Quand il a vu le proprio mettre un genou à terre avant le match de lundi dernier pour protester contre Trump, il s'est réjoui. «J'ai trouvé ça superbe. Jerry Jones m'a impressionné. Il n'a pas pourtant pas l'air d'un gars de gauche». 
«Trump a dédouané ben du monde», analyse-t-il. «La Meute ne serait jamais sortie si Trump n'avait pas été élu». Il croit important de dénoncer le discours de ceux qui parlent de «défendre la race».
«Il faut prendre la chose au sérieux et ne pas banaliser», prévient-il. 
«Ce n'est pas pour rien qu'ils [la Meute] ont du succès dans l'Est-du-Québec. C'est un discours qui rejoint ben du monde en milieu francophone. Plus qu'on pense».
«Le Québécois francophone vit un sentiment de dépossession...
Il n'y a pas beaucoup de politiciens qui disent : je comprends vos peurs, vous n'êtes pas des idiots». Il faut entendre les gens et prendre le temps d'expliquer, dit-il. 
Comme il faut entendre aussi les «angoisses des nouveaux arrivants» et apprendre à reconnaître «ce qu'il y a de meilleur dans l'autre».
Une récente visite dans un HLM de Québec l'a inquiété. «Va falloir qu'on y pense. Il y a des flos là-dedans qui sont déjà désespérés. Qui sont en train de mettre un X sur eux-autres mêmes. Qui ne se sentent pas citoyens à part entière». 
Que peut faire la ville? 
Il faut, selon nos moyens, «participer à la rencontre». 
«Il y a des athlètes noirs qui sont les idoles de nos enfants et sont dans le Rouge & Or. Comment ça se fait qu'on les utilise pas pour faire la promotion de la différence?»
Intéressant. 
Ironiquement, c'est dans les équipes adverses qu'on retrouve des candidats qui incarnent cette différence : Dominique Soucy, Denise Peter et Stevens Melançon chez Québec 21; Pedro-Nel Marquez, Mbaï-Hadji Mbaïrewaye et Safia Chefaoui à Démocratie Québec. 

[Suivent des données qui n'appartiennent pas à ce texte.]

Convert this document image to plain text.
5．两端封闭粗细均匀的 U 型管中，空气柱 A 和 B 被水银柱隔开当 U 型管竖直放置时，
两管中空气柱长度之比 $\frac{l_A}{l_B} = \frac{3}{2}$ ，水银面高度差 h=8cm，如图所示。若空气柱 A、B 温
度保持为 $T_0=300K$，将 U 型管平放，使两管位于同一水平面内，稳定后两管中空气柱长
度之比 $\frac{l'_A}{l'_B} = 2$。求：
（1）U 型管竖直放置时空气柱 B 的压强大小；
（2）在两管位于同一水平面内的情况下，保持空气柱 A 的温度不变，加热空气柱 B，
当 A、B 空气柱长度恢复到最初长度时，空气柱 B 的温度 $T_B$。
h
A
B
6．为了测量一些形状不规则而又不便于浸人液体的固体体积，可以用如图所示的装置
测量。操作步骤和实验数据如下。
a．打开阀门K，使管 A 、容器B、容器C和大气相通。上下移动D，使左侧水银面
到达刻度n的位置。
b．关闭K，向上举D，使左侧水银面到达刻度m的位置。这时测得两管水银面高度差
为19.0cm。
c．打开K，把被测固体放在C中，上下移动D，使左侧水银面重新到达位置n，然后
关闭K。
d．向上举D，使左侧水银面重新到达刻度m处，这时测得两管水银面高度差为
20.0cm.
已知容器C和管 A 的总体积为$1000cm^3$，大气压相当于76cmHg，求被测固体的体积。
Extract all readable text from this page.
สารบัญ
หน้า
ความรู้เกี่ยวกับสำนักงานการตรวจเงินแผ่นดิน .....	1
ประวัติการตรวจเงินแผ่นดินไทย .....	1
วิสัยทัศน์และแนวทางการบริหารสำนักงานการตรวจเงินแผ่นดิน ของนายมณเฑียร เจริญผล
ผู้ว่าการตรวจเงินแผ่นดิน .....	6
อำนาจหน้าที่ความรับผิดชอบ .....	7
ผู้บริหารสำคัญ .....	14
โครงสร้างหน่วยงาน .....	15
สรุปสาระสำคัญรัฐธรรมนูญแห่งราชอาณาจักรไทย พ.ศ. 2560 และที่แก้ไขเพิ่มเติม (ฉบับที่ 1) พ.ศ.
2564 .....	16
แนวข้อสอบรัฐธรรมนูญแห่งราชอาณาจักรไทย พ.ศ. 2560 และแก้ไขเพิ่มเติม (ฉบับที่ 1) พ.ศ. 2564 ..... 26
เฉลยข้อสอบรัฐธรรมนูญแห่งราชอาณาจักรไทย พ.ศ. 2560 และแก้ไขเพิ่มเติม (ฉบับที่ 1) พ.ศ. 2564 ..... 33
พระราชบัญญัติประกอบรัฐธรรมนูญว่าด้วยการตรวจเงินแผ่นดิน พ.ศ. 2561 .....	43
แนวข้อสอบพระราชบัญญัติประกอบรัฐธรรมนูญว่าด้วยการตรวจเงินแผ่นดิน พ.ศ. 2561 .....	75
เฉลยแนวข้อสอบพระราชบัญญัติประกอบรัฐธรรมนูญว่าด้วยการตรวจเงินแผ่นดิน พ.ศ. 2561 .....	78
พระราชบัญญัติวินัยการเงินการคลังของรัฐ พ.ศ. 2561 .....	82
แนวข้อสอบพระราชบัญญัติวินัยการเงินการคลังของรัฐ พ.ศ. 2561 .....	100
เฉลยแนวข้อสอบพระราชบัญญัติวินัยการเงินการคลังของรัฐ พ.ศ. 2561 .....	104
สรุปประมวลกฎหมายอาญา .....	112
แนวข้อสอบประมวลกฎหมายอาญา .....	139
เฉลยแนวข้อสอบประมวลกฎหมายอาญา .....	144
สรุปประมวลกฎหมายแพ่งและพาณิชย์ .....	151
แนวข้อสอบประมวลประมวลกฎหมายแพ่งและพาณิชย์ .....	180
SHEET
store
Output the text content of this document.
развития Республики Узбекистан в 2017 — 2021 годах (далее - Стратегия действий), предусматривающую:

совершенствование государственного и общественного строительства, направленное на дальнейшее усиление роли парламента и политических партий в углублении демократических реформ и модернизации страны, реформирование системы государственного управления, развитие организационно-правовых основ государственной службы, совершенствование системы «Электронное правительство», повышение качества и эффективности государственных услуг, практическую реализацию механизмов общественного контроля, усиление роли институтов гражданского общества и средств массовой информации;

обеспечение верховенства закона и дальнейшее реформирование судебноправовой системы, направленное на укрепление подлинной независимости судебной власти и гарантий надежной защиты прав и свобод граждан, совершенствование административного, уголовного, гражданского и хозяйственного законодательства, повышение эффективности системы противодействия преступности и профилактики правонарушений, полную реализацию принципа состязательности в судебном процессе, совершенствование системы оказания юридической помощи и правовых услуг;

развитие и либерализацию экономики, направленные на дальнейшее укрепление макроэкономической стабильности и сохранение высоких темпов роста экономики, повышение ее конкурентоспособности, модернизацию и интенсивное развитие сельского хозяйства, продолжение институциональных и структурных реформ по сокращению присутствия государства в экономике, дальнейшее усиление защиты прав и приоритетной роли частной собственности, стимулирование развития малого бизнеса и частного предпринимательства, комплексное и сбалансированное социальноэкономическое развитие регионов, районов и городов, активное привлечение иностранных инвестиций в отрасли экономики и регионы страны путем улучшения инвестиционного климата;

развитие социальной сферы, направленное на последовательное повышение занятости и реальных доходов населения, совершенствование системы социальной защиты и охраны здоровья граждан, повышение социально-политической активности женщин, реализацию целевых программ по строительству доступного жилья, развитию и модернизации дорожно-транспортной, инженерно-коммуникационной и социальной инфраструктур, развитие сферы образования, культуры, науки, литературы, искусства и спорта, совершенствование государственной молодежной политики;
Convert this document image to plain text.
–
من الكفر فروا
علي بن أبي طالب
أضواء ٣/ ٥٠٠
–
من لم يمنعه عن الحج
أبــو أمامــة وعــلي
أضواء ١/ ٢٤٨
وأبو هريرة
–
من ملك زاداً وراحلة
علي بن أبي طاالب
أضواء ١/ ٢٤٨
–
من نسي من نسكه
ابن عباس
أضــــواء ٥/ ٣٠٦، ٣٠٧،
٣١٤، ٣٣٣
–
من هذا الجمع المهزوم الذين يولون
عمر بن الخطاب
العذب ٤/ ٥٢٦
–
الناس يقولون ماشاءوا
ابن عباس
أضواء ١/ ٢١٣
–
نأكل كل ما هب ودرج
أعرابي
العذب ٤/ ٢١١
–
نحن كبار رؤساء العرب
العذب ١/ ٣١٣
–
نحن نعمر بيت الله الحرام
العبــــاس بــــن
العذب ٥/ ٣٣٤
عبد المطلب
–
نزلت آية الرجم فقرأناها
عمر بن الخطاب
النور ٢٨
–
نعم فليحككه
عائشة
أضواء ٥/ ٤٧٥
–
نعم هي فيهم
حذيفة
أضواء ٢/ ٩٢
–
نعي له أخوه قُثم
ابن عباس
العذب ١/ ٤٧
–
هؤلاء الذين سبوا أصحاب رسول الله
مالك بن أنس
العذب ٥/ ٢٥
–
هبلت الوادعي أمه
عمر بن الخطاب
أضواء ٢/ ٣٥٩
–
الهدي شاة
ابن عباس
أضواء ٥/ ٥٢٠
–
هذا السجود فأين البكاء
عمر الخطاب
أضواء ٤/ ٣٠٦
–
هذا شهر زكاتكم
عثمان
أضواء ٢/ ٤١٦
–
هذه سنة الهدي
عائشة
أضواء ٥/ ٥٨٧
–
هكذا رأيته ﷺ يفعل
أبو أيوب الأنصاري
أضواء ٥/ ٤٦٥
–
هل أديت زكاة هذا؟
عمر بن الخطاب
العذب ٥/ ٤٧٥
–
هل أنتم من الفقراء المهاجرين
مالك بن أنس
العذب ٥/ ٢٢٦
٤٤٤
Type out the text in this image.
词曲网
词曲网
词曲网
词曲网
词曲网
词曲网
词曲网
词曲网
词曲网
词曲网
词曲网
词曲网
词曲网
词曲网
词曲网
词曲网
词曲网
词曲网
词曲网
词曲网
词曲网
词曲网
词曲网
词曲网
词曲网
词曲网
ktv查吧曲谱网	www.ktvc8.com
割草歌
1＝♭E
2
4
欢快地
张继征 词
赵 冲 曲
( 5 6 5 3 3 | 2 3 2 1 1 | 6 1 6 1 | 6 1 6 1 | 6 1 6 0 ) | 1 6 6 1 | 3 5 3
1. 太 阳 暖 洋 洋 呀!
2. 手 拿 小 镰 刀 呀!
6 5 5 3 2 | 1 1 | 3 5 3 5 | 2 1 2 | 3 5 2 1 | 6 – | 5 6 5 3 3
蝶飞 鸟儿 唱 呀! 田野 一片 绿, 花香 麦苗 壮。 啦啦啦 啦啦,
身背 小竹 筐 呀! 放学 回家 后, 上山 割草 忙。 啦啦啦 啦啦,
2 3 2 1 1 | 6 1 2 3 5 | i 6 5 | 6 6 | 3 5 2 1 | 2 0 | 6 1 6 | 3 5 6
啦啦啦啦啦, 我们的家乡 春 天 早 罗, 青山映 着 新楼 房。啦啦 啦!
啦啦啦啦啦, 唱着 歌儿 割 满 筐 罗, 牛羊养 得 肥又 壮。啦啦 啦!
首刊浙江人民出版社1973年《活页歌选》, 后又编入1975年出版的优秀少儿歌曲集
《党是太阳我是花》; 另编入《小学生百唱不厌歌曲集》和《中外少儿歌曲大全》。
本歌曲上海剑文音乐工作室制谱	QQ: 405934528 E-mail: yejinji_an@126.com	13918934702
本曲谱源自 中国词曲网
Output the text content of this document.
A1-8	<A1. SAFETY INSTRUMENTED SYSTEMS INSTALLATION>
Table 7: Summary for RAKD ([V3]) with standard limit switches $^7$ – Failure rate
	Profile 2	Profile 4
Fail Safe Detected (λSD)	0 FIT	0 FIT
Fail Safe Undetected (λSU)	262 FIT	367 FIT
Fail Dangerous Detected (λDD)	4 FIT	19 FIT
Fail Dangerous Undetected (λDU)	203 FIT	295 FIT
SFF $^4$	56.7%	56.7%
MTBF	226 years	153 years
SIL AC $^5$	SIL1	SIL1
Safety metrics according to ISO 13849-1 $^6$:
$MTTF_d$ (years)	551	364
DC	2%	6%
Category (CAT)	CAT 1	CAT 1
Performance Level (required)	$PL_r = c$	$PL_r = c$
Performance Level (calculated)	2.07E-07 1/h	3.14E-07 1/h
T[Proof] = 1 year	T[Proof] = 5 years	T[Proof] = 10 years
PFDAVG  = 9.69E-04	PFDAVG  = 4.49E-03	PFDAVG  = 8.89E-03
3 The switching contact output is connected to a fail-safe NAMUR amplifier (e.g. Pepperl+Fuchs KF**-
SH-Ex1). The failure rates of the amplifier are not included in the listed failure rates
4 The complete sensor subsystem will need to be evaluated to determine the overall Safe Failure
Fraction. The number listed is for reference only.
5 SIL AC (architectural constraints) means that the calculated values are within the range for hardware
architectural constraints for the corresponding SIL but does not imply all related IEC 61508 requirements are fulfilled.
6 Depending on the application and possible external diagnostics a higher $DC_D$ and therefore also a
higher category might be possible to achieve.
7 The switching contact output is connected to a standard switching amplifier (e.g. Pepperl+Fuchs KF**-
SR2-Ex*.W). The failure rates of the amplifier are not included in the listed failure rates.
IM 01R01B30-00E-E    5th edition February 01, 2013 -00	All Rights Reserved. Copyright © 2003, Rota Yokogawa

Chez Équipe Labeaume, la priorité a été donnée à l'équilibre hommes-femmes, explique M. Labeaume. Ça ne m'a pas convaincu. L'un n'empêche pas l'autre.
«Je l'ai dit en colon. Je l'ai dit en Labeaume», me répétera quelques fois le maire pendant notre entretien, pour expliquer des prises de position controversées.
Je ne me souvenais pas l'avoir entendu le dire dans ces mots-là.
«Je l'ai dit en Labeaume». J'ai trouvé l'expression réussie pour décrire la contrition d'un mâle alpha habituellement peu porté sur l'autocritique. 
Mais ne nous trompons pas. «Dire en Labeaume» est aussi une façon de garder les autres sur le qui-vive et d'assurer son poids politique, a-t-il expliqué il y a quelques jours.